Starting to catch up


Alison Bechdel posts on the Bechdel test in Sweden and the news flurry about same.

I have always felt ambivalent about how the Test got attached to my name and went viral. (This ancient comic strip I did in 1985 received a second life on the internet when film students started talking about it in the 2000′s.) But in recent years I’ve been trying to embrace the phenomenon. After all, the Test is about something I have dedicated my career to: the representation of women who are subjects and not objects. And I’m glad mainstream culture is starting to catch up to where lesbian-feminism was 30 years ago. But I just can’t seem to rise to the occasion of talking about this fundamental principle over and over again, as if it’s somehow new, or open to debate. Fortunately, a younger generation of women is taking up the tiresome chore. Anita Sarkeesian, in her Feminist Frequencies videos, is a most eloquent spokesperson.

It gets hard to do once you’re ancient because you can’t help thinking it shouldn’t be taking so fucking long. You know? A younger generation at least hasn’t lived through all the time it’s taking, so it’s that many decades less likely to feel too frustrated to say one more word on the subject.

H/t rrede.

Comments

  1. says

    When the civil rights legislation was passed in the 1960s, I thought that racism would soon be over.

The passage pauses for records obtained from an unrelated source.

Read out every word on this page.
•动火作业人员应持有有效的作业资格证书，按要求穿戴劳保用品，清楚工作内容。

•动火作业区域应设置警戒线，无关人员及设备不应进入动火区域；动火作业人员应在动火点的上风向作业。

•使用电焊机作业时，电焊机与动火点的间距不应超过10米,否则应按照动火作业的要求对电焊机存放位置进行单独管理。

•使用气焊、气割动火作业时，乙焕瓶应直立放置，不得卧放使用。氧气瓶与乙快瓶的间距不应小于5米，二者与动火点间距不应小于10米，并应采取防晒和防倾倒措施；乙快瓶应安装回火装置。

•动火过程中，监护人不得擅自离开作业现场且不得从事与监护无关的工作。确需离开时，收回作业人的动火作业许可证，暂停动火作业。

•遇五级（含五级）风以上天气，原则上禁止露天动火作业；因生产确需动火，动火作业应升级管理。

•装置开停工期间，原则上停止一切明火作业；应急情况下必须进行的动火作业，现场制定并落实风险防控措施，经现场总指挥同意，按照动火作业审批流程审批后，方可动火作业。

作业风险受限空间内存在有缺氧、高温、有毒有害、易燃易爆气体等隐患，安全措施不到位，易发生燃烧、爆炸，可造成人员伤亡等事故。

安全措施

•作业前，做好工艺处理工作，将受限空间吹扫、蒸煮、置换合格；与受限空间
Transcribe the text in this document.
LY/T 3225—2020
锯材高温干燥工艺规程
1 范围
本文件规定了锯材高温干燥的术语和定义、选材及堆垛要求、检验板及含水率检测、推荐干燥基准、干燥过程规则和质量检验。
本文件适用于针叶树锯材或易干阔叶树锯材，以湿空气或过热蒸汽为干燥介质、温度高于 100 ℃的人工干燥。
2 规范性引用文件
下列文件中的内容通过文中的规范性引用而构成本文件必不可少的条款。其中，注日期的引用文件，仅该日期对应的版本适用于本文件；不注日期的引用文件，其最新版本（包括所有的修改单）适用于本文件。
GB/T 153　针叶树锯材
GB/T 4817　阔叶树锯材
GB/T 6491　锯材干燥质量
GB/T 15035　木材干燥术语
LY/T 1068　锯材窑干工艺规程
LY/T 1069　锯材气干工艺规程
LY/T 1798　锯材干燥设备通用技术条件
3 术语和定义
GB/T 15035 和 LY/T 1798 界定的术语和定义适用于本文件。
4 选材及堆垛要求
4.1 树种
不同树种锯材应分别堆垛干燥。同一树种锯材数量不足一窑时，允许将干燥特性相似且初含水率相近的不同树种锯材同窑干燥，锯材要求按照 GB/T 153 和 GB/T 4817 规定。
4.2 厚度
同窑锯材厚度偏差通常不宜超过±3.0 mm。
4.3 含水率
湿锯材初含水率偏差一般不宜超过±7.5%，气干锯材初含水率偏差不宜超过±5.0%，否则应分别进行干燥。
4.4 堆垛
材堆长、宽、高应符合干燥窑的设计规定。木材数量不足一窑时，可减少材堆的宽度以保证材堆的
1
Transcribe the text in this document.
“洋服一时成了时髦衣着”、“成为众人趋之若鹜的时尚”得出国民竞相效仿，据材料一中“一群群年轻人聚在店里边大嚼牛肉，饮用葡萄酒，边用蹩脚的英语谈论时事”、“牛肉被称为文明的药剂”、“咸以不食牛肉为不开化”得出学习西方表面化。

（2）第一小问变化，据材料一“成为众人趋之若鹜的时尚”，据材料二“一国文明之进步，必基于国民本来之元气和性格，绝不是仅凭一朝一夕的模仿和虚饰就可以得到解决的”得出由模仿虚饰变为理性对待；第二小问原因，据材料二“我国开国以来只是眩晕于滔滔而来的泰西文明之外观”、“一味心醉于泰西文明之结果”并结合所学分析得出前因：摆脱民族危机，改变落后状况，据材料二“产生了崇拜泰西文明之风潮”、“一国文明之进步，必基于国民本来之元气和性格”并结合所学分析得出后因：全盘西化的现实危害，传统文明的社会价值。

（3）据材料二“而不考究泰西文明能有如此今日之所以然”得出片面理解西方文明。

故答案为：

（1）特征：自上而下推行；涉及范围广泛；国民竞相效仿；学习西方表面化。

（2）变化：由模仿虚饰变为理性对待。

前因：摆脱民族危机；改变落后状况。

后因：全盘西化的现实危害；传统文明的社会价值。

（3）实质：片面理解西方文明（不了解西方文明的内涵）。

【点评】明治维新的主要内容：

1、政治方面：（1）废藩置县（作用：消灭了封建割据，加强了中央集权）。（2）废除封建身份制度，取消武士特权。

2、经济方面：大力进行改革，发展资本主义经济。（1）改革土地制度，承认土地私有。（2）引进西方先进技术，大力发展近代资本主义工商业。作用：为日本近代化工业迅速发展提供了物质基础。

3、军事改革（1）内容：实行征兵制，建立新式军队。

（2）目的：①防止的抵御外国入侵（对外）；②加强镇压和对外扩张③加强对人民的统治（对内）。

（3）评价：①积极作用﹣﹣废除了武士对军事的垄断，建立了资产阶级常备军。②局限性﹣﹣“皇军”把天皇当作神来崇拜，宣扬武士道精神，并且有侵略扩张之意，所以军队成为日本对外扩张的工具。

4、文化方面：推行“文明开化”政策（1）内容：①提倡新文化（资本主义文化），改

    There’s still lots of it around.

    There’s an aweful lot of cultural inertia with these kinds of changes. Voting in change is only part of the solution. There has to be a real change at the grass roots level. That’s slowly happening on racism and anti-feminism, but it is very painfully slow.

  2. carlie says

    I’m glad to see her thoughts on it – I had wondered when the news came out what she thought of such attention with her name attached.